Pangdam Trikora Tegaskan: Laporan Jujur dan Kecepatan Kunci Kesuksesan Cetak Sawah di Papua
Mayjen TNI Frits Wilem Rizard Pelamonia, menegaskan pentingnya keterbukaan, kejujuran, dan kecepatan dalam pelaksanaan program Swakelola Cetak Sawah Rakyat.
Papuanewsonline.com - 22 Agu 2026, 13:41 WIT
Papuanewsonline.com/ Politik & Pemerintahan
Papuanewsonline.com, Merauke — Pangdam XXIV/Mandala Trikora, Mayjen TNI Frits Wilem Rizard Pelamonia, menegaskan pentingnya keterbukaan, kejujuran, dan kecepatan dalam pelaksanaan program Swakelola Cetak Sawah Rakyat Tahun Anggaran 2026 di wilayah Papua.
Penegasan tersebut disampaikannya saat memimpin Paparan Evaluasi perkembangan pekerjaan di Ruang Rapat Trikora Makodam XXIV/MT, Merauke, Papua Selatan.
Pangdam meminta seluruh pihak bekerja secara maksimal, melaporkan kondisi apa adanya, dan mempercepat penyelesaian sebelum cuaca berubah menjadi tidak bersahabat.
Pangdam menekankan bahwa setiap laporan harus menggambarkan kenyataan yang sebenarnya di lapangan, baik capaian yang telah diraih maupun kendala yang dihadapi.
“Laporkan secara objektif berapa capaian yang sudah dikerjakan dan berapa hasil yang benar-benar ada. Jangan sampai laporan tidak berbanding lurus dengan kondisi di lapangan,” tegas Frits.

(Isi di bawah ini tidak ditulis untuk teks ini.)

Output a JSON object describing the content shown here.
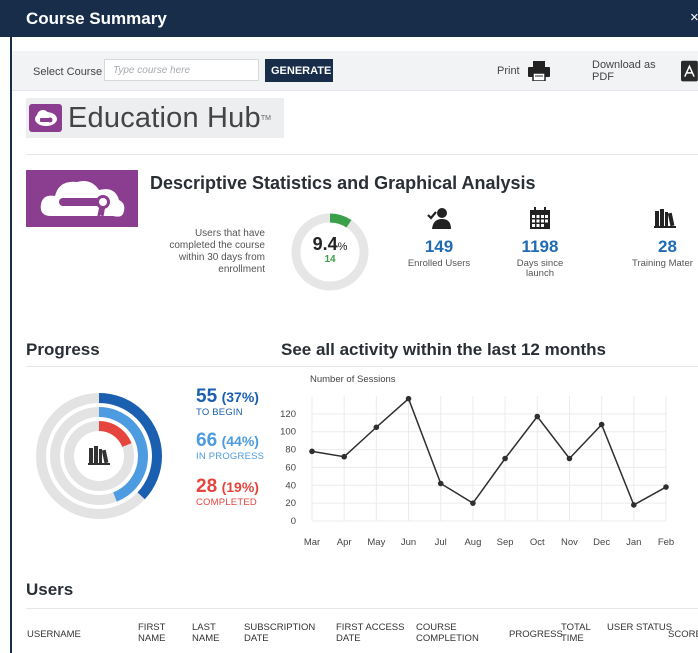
{
  "window": {
    "title": "Course Summary",
    "close_glyph": "×"
  },
  "toolbar": {
    "select_label": "Select Course",
    "course_placeholder": "Type course here",
    "generate_label": "GENERATE",
    "print_label": "Print",
    "pdf_label": "Download as PDF"
  },
  "brand": {
    "name": "Education Hub",
    "tm": "TM",
    "color": "#8b3d8f"
  },
  "stats": {
    "title": "Descriptive Statistics and Graphical Analysis",
    "completed_text": "Users that have completed the course within 30 days from enrollment",
    "completion_pct": "9.4",
    "completion_pct_unit": "%",
    "completion_fraction": 0.094,
    "completion_count": "14",
    "enrolled": {
      "value": "149",
      "label": "Enrolled Users",
      "icon": "user-check-icon"
    },
    "days": {
      "value": "1198",
      "label": "Days since launch",
      "icon": "calendar-icon"
    },
    "materials": {
      "value": "28",
      "label": "Training Mater",
      "icon": "books-icon"
    }
  },
  "progress": {
    "title": "Progress",
    "to_begin": {
      "count": "55",
      "pct": "(37%)",
      "label": "TO BEGIN",
      "fraction": 0.37,
      "color": "#1a5fb0"
    },
    "in_progress": {
      "count": "66",
      "pct": "(44%)",
      "label": "IN PROGRESS",
      "fraction": 0.44,
      "color": "#4d9be0"
    },
    "completed": {
      "count": "28",
      "pct": "(19%)",
      "label": "COMPLETED",
      "fraction": 0.19,
      "color": "#e5453d"
    }
  },
  "activity": {
    "title": "See all activity within the last 12 months"
  },
  "chart_data": {
    "type": "line",
    "title": "",
    "ylabel": "Number of Sessions",
    "xlabel": "",
    "ylim": [
      0,
      140
    ],
    "yticks": [
      "0",
      "20",
      "40",
      "60",
      "80",
      "100",
      "120"
    ],
    "categories": [
      "Mar",
      "Apr",
      "May",
      "Jun",
      "Jul",
      "Aug",
      "Sep",
      "Oct",
      "Nov",
      "Dec",
      "Jan",
      "Feb"
    ],
    "values": [
      78,
      72,
      105,
      137,
      42,
      20,
      70,
      117,
      70,
      108,
      18,
      38
    ],
    "grid": true,
    "line_color": "#2f2f2f"
  },
  "users": {
    "title": "Users",
    "columns": [
      "USERNAME",
      "FIRST NAME",
      "LAST NAME",
      "SUBSCRIPTION DATE",
      "FIRST ACCESS DATE",
      "COURSE COMPLETION",
      "PROGRESS",
      "TOTAL TIME",
      "USER STATUS",
      "SCORE"
    ]
  }
}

Hal ini menyangkut pula urusan pembayaran lahan, uang muka pekerjaan, hingga persoalan teknis yang harus disampaikan secara terbuka dan tidak dipendam sendiri.

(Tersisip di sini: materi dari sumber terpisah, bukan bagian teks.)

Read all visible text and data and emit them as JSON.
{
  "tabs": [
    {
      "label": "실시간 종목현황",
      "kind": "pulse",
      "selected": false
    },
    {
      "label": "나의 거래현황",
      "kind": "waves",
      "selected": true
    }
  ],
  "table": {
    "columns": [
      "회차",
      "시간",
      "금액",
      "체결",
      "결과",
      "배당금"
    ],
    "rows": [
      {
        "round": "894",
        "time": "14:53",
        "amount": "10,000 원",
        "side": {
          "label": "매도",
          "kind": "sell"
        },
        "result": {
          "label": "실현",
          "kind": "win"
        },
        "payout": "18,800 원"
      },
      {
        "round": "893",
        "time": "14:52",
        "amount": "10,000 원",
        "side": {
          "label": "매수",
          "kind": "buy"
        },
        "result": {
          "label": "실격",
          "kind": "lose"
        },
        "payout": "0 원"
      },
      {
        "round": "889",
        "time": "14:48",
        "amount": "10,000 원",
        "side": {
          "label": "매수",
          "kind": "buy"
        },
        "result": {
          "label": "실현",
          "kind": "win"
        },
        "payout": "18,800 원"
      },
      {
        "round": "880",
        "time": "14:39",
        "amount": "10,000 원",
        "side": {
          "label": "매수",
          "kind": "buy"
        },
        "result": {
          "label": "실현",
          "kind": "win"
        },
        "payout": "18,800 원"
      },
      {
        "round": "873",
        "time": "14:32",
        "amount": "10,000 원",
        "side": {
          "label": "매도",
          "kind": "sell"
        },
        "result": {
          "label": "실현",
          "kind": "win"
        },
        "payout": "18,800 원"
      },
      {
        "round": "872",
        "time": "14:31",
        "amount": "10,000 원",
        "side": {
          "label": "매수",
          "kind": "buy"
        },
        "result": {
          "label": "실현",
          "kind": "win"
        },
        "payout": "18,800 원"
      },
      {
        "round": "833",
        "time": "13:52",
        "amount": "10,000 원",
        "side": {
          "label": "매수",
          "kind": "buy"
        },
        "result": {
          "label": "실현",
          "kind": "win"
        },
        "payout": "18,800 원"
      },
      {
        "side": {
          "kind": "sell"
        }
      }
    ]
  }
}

“Kalau ada kendala, segera sampaikan. Jangan dipendam sendiri. Kita cari solusinya bersama,” ujarnya mengingatkan semangat kerja sama tim.
Pangdam juga mengingatkan agar waktu yang masih mendukung segera dimanfaatkan sebaik-baiknya, mengingat pengalaman tahun sebelumnya menunjukkan curah hujan dapat datang tiba-tiba dan menghambat seluruh proses pekerjaan di lapangan.
Dalam evaluasi yang berlangsung, sejumlah pelaksana memaparkan perkembangan masing-masing wilayah.
Hasil pengecekan pun masih menemukan beberapa kendala, seperti lahan yang belum sepenuhnya bersih dan pekerjaan yang belum sepenuhnya sesuai spesifikasi teknis.
Untuk meningkatkan keakuratan data, tim teknis mendorong penggunaan sistem pelaporan dan validasi bersama antara pelaksana dan pengawas lapangan agar tidak terjadi ketidaksesuaian.